Au mois de mai, sa décision avait été temporairement gelée par la Cour de district.

Puis, en juin, le ministère des Affaires étrangères avait émis un avis établissant que certaines parties de la république démocratique du Congo étaient suffisamment sûres pour le retour des réfugiés, même s’il s’était prononcé en défaveur de l’expulsion des mineurs et de leur famille immédiate pour le moment.

Jeudi, le tribunal a convenu que les protections de groupes pouvaient être levées mais seulement en date du 8 décembre, pour donner aux réfugiés le temps de se préparer à quitter l’État juif.

Les plaignants ont affirmé, de leur côté, que la république démocratique du Congo « est loin d’être stable et sûre, il s’y produit des meurtres arbitraires sans autre forme de procès ; il y a des disparitions de civils, des tortures et des sanctions cruelles et inhumaines ; des conditions d’incarcération mortelles ; des persécutions d’opposants politiques ; un danger généralisé pour les civils, avec des enlèvements, des abus sur mineurs de la part de groupes armés, des violences sexuelles et sexistes contre les femmes et les enfants, des trafics d’êtres humains et la mise en esclavage de mineurs ».

Des réfugiés congolais à la Cour de district de Jérusalem, le 8 septembre 2022. (Crédit : Omer Sharvit, Zman Israel)

Toutefois, la directrice du bureau de l’Afrique au sein du ministère des Affaires étrangères, Sharon Bar-Li, a dit aux juges que le pays allait dans une direction positive.

Les États européens n’offrent pas de protections collectives aux réfugiés congolais mais ils examinent le bien-fondé de chaque cas, a-t-elle ajouté.

Le ministère de l’Intérieur a accepté de ne pas expulser les mineurs et leur famille immédiate et il s’est engagé à examiner minutieusement les dossiers des ressortissants congolais originaires des secteurs où les violences sont encore nombreuses et où règne l’instabilité.

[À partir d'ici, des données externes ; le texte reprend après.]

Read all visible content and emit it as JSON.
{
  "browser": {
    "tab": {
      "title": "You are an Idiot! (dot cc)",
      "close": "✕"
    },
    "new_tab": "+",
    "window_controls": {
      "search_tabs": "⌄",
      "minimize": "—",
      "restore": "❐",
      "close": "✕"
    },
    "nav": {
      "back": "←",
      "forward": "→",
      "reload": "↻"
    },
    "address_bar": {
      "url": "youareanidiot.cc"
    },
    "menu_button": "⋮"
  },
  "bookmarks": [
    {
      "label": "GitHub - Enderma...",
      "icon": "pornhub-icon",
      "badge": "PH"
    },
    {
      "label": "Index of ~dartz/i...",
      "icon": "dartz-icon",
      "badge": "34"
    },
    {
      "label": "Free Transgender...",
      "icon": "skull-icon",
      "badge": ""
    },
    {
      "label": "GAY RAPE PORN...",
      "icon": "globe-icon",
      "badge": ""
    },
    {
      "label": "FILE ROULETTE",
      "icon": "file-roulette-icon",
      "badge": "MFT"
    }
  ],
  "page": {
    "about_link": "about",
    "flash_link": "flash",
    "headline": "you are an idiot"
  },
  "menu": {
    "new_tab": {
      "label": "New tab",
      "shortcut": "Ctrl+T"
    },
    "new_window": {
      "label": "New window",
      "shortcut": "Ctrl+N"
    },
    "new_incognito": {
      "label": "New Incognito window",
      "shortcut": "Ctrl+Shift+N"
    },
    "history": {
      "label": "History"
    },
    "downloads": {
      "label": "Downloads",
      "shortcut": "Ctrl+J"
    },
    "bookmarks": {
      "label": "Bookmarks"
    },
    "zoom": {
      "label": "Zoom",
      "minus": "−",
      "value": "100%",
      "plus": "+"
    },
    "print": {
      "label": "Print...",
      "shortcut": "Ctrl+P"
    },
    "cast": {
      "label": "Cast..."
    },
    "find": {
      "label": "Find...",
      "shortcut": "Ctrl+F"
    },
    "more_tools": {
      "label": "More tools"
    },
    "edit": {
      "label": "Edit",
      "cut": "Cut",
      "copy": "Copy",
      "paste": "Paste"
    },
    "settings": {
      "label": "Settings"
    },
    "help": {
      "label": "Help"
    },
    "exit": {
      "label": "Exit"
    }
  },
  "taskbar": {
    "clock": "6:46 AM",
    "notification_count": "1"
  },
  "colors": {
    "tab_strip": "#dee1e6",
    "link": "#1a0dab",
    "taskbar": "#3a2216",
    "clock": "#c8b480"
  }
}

Personne ne sera renvoyé dans ces zones, a-t-il promis.

Un rapport publié le mois dernier par le Bureau de coordination des Affaires humanitaires de l’ONU a fait savoir que la partie orientale de la république du Congo connaissait actuellement « une recrudescence alarmante des violences des groupes armés, avec notamment une augmentation des attaques contre les civils et contre les camps de personnes déplacées ».

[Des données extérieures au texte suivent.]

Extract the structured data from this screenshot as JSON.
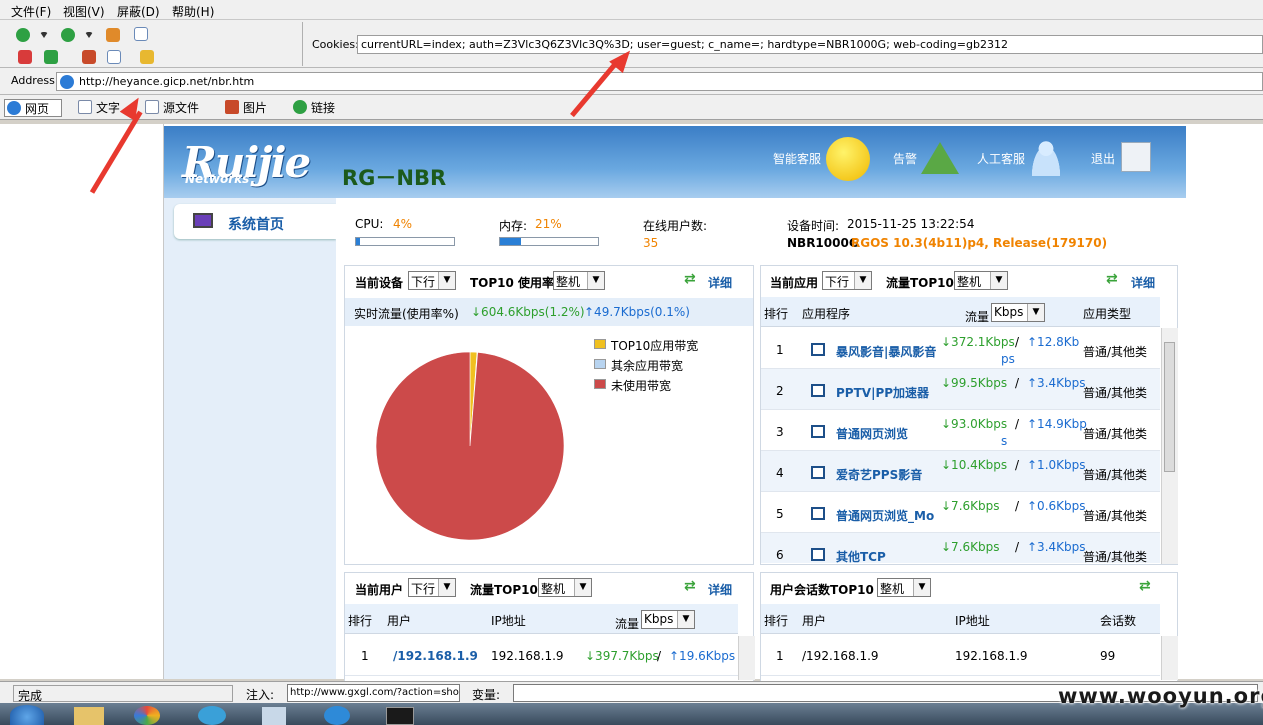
{
  "menu": [
    "文件(F)",
    "视图(V)",
    "屏蔽(D)",
    "帮助(H)"
  ],
  "cookies": {
    "label": "Cookies:",
    "value": "currentURL=index; auth=Z3Vlc3Q6Z3Vlc3Q%3D; user=guest; c_name=; hardtype=NBR1000G; web-coding=gb2312"
  },
  "address": {
    "label": "Address:",
    "value": "http://heyance.gicp.net/nbr.htm"
  },
  "tabs": [
    "网页",
    "文字",
    "源文件",
    "图片",
    "链接"
  ],
  "header": {
    "logo": "Ruijie",
    "logo_sub": "Networks",
    "model": "RG－NBR",
    "links": [
      "智能客服",
      "告警",
      "人工客服",
      "退出"
    ]
  },
  "sidebar": {
    "item": "系统首页"
  },
  "status": {
    "cpu_label": "CPU:",
    "cpu_value": "4%",
    "cpu_pct": 4,
    "mem_label": "内存:",
    "mem_value": "21%",
    "mem_pct": 21,
    "users_label": "在线用户数:",
    "users_value": "35",
    "time_label": "设备时间:",
    "time_value": "2015-11-25 13:22:54",
    "device": "NBR1000G",
    "version": "RGOS 10.3(4b11)p4, Release(179170)"
  },
  "device_panel": {
    "title": "当前设备",
    "direction": "下行",
    "top_label": "TOP10 使用率",
    "scope": "整机",
    "detail": "详细",
    "traffic_label": "实时流量(使用率%)",
    "down": "↓604.6Kbps(1.2%)",
    "up": "↑49.7Kbps(0.1%)",
    "legend": [
      "TOP10应用带宽",
      "其余应用带宽",
      "未使用带宽"
    ]
  },
  "chart_data": {
    "type": "pie",
    "labels": [
      "TOP10应用带宽",
      "其余应用带宽",
      "未使用带宽"
    ],
    "values": [
      1.2,
      0.1,
      98.7
    ],
    "colors": [
      "#f0c020",
      "#b8d4f0",
      "#cc4a4a"
    ],
    "legend": "top-right"
  },
  "app_panel": {
    "title": "当前应用",
    "direction": "下行",
    "top_label": "流量TOP10",
    "scope": "整机",
    "detail": "详细",
    "headers": [
      "排行",
      "应用程序",
      "流量",
      "应用类型"
    ],
    "unit": "Kbps",
    "rows": [
      {
        "rank": "1",
        "name": "暴风影音|暴风影音",
        "down": "↓372.1Kbps",
        "up": "↑12.8Kb",
        "up2": "ps",
        "type": "普通/其他类"
      },
      {
        "rank": "2",
        "name": "PPTV|PP加速器",
        "down": "↓99.5Kbps",
        "up": "↑3.4Kbps",
        "up2": "",
        "type": "普通/其他类"
      },
      {
        "rank": "3",
        "name": "普通网页浏览",
        "down": "↓93.0Kbps",
        "up": "↑14.9Kbp",
        "up2": "s",
        "type": "普通/其他类"
      },
      {
        "rank": "4",
        "name": "爱奇艺PPS影音",
        "down": "↓10.4Kbps",
        "up": "↑1.0Kbps",
        "up2": "",
        "type": "普通/其他类"
      },
      {
        "rank": "5",
        "name": "普通网页浏览_Mo",
        "down": "↓7.6Kbps",
        "up": "↑0.6Kbps",
        "up2": "",
        "type": "普通/其他类"
      },
      {
        "rank": "6",
        "name": "其他TCP",
        "down": "↓7.6Kbps",
        "up": "↑3.4Kbps",
        "up2": "",
        "type": "普通/其他类"
      }
    ]
  },
  "user_panel": {
    "title": "当前用户",
    "direction": "下行",
    "top_label": "流量TOP10",
    "scope": "整机",
    "detail": "详细",
    "headers": [
      "排行",
      "用户",
      "IP地址",
      "流量"
    ],
    "unit": "Kbps",
    "rows": [
      {
        "rank": "1",
        "user": "/192.168.1.9",
        "ip": "192.168.1.9",
        "down": "↓397.7Kbps",
        "up": "↑19.6Kbps"
      }
    ]
  },
  "session_panel": {
    "title": "用户会话数TOP10",
    "scope": "整机",
    "headers": [
      "排行",
      "用户",
      "IP地址",
      "会话数"
    ],
    "rows": [
      {
        "rank": "1",
        "user": "/192.168.1.9",
        "ip": "192.168.1.9",
        "count": "99"
      }
    ]
  },
  "statusbar": {
    "status": "完成",
    "inject_label": "注入:",
    "inject_value": "http://www.gxgl.com/?action=show",
    "var_label": "变量:"
  },
  "watermark": "www.wooyun.org",
  "separator": "/"
}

Au mois de juillet, le Haut commissariat aux réfugiés des Nations unies a signalé que les récents affrontements dans la province du Nord-Kivu, qui ont opposé l’armée congolaise et le groupe armé du Mouvement du 23 mars (M23), ont entraîné le déplacement de plus de 160 000 personnes, a fait savoir le rapport.

Il a évoqué « un vide sécuritaire » dans la province d’Ituri et dans certaines parties du Nord-Kivu où d’autres groupes armés se sont aussi installés.